Fast Track And TPP: Lost Jobs, Lower Wages
When ordinary Americans learn more about “fast track” authority and the Trans-Pacific Partnership, they recognize it as a bad deal for workers’ jobs and wages, small business, food safety and the environment.
This trade deal has been negotiated in secret for nearly four years. Now, as the multinational corporations and trade negotiators are closing in on the final round, they’re pushing for “fast track” authority, which would block Congress from amending or improving the deal in any way. The House and Senate would be limited to an up-or-down vote on the entire package.
CWA and a diverse group of allies has been shining a bright light on the secrecy surrounding the TPP and 600 corporate advisers who have access to all the texts while members of Congress, unions, and all public interest groups can only speculate about what this massive trade deal would do to working and middle class families.
Now, a national, bipartisan public poll sponsored by CWA, the U.S. Business and Industry Council and the Sierra Club confirms that when voters hear what the TPP is all about, they strongly oppose this deal.

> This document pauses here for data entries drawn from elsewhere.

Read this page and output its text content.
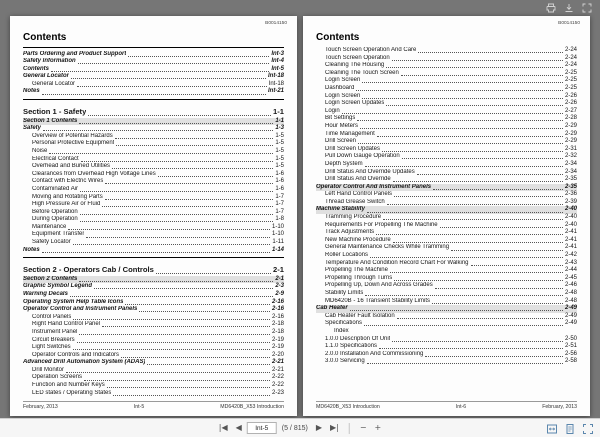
B0014150
Contents
Parts Ordering and Product Support	Int-3
Safety Information	Int-4
Contents	Int-5
General Locator	Int-18
General Locator	Int-18
Notes	Int-21
Section 1 - Safety	1-1
Section 1 Contents	1-1
Safety	1-3
Overview of Potential Hazards	1-5
Personal Protective Equipment	1-5
Noise	1-5
Electrical Contact	1-5
Overhead and Buried Utilities	1-5
Clearances from Overhead High Voltage Lines	1-6
Contact with Electric Wires	1-6
Contaminated Air	1-6
Moving and Rotating Parts	1-7
High Pressure Air or Fluid	1-7
Before Operation	1-7
During Operation	1-8
Maintenance	1-10
Equipment Transfer	1-10
Safety Locator	1-11
Notes	1-14
Section 2 - Operators Cab / Controls	2-1
Section 2 Contents	2-1
Graphic Symbol Legend	2-3
Warning Decals	2-9
Operating System Help Table Icons	2-16
Operator Control and Instrument Panels	2-16
Control Panels	2-16
Right Hand Control Panel	2-18
Instrument Panel	2-18
Circuit Breakers	2-19
Light Switches	2-19
Operator Controls and Indicators	2-20
Advanced Drill Automation System (ADAS)	2-21
Drill Monitor	2-21
Operation Screens	2-22
Function and Number Keys	2-22
LED states / Operating States	2-23
February, 2013	Int-5	MD6420B_X53 Introduction
B0014150
Contents
Touch Screen Operation And Care	2-24
Touch Screen Operation	2-24
Cleaning The Housing	2-24
Cleaning The Touch Screen	2-25
Login Screen	2-25
Dashboard	2-25
Login Screen	2-26
Login Screen Updates	2-26
Login	2-27
Bit Settings	2-28
Hour Meters	2-29
Time Management	2-29
Drill Screen	2-29
Drill Screen Updates	2-31
Pull Down Gauge Operation	2-32
Depth System	2-34
Drill Status And Override Updates	2-34
Drill Status And Override	2-35
Operator Control And Instrument Panels	2-35
Left Hand Control Panels	2-36
Thread Grease Switch	2-39
Machine Stability	2-40
Tramming Procedure	2-40
Requirements For Propelling The Machine	2-40
Track Adjustments	2-41
New Machine Procedure	2-41
General Maintenance Checks While Tramming	2-41
Roller Locations	2-42
Temperature And Condition Record Chart For Walking	2-43
Propelling The Machine	2-44
Propelling Through Turns	2-45
Propelling Up, Down And Across Grades	2-46
Stability Limits	2-48
MD6420B - 16 Transient Stability Limits	2-48
Cab Heater	2-49
Cab Heater Fault Isolation	2-49
Specifications	2-49
Index
1.0.0 Description Of Unit	2-50
1.1.0 Specifications	2-51
2.0.0 Installation And Commissioning	2-56
3.0.0 Servicing	2-58
MD6420B_X53 Introduction	Int-6	February, 2013
|◀	◀
Int-5	(5 / 815)	▶	▶|	−	+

No more than one-third of voters in any region of the country or in any age group approves of fast track. Sixty percent of voters with household incomes under $50,000 oppose fast track, as do 65 percent of voters with incomes exceeding $100,000. Republicans (87 percent) and independents (66 percent) reject fast track, while a narrow majority (52 percent) of Democrats are in favor when asked if they would support this president’s fast track proposal.
Voters overwhelmingly expect the TPP to be a good deal for large corporations. And they’re right. The TPP is a giveaway to multinational corporations. Not only will corporations move manufacturing jobs to countries like Vietnam, where the minimum wage is 28 cents an hour and the average wage is 75 cents an hour, but service sector jobs will be sent offshore too.
We’re in the middle of a David vs. Goliath battle. Corporate lobbyists are waging a fierce campaign to get this trade deal rushed through Congress with little debate. But a broad coalition has come together to take on Goliath. CWA has joined with a growing network of environmental and consumer groups, small business, community organizations and others, coordinating actions that are pushing members of Congress to say no to fast track.
American voters don’t want a $1 trillion trade deficit, that’s the difference between what the U.S. exports compared to imports. We are tired of stagnant wages and jobs moving overseas. Instead of trade policies that give corporations more power than governments, we need policies that help restore the American Dream.
National survey of 816 U.S. registered voters was conducted Jan. 14-18, 2014 by Hart Research and Chesapeake Beach Consulting.